USAID revamping data repository

The U.S. Agency for International Development is revamping its repository for agency-funded data to make it easier for partners on international development projects to submit and access frontline information.

The agency’s first open data policy, released in October 2014, required all data to be sent back to USAID so it could be archived and madepublicly available, assuming it doesn’t violate any national security or personal privacy laws.

The policy was intended to address two major agency challenges. First, most of the agency’s work is done through partner grants and contracts. As those awards come to an end, the agency risked losing the data generated through funded projects, according to USAID Chief Data Officer Brandon Pustejovsky. Second, because data is often collected from remote areas and underdeveloped countries, data was lost because laptops filled with dust and crashed and servers overheated, he told the audience at the Open Data Innovation Summit in Washington, D.C., on Sept. 28.

To reduce data loss and to support the open data policy, USAID created theDevelopment Data Library, a public repository of machine-readable data on agency-funded projects.  Since early 2015, partners have submitted forms to the agency requesting to upload data to the library.

“The DDL’s primary focus was encouraging the public’s use of data to generate new research and insight,” Pustejovsky said. However, he described the DDL’s current website as a basic starter page. In order to really harness more data from the front lines and make it more accessible, USAID is upgrading its repository.

A new DDL, scheduled for release in 2017, will be powered by Socrata, a provider of public-sector cloud-based data solutions.  The front page will have a submission button directing development partners to submit data on USAID-funded projects directly to the DDL.

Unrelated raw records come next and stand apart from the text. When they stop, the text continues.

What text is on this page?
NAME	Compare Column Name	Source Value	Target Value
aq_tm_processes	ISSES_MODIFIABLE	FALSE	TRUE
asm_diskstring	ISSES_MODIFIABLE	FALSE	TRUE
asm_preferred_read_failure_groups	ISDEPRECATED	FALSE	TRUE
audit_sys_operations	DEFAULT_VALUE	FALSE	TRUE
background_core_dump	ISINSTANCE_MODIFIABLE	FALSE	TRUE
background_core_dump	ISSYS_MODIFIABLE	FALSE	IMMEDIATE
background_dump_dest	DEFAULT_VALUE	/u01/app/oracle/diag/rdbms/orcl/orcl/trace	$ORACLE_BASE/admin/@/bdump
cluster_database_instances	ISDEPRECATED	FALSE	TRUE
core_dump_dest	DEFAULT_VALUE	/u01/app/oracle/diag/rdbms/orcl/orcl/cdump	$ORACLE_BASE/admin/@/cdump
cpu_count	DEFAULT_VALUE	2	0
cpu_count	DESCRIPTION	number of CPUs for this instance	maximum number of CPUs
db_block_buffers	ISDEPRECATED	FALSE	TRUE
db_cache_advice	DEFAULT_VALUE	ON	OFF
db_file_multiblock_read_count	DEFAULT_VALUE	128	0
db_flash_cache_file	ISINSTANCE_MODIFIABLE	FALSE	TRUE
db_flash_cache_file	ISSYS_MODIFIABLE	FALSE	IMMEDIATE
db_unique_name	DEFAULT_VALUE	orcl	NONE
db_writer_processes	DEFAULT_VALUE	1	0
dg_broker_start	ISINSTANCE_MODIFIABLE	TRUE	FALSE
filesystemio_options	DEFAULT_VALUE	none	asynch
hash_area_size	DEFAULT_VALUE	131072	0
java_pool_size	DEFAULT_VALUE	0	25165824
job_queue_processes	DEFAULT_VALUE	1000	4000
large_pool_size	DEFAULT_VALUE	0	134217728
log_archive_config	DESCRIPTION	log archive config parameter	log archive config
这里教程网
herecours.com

“We recognize that responsible data is just as important and arguably more important than open data,” Pustejovsky said, so the system also guides users through a detailed privacy risk analysis that delves into the content of the data.

The site does not accept classified data and has individual identifiers built into its risk assessment tab. This way, if a dataset contains information on individuals, the site probes the data to get a sense of what the actual risk could be if it were released. It also has enhanced tools for submitting multiple similar datasets and an option to request an embargoed public release.

For the public, the site will feature easy-to-use search on the homepage, the ability to create data visualizations on certain datasets and visibility into the raw data. “We view this as a living repository and an ongoing effort to close the gap between those producing the data and those who can ultimately benefit from the data,” Pustejovsky said.

USAID already relies on open data to make decisions within the agency. For example, during the Ebola outbreak in West Africa, USAID mapped cell phone coverage so the agency and its partners could send and receive information to community health workers regarding lab test results, patient diagnoses, equipment availability and training materials.

“We’re on track, not simply to create another open portal, but to create a best practice repository for using data for improving international development outcomes,” Pustejovsky said.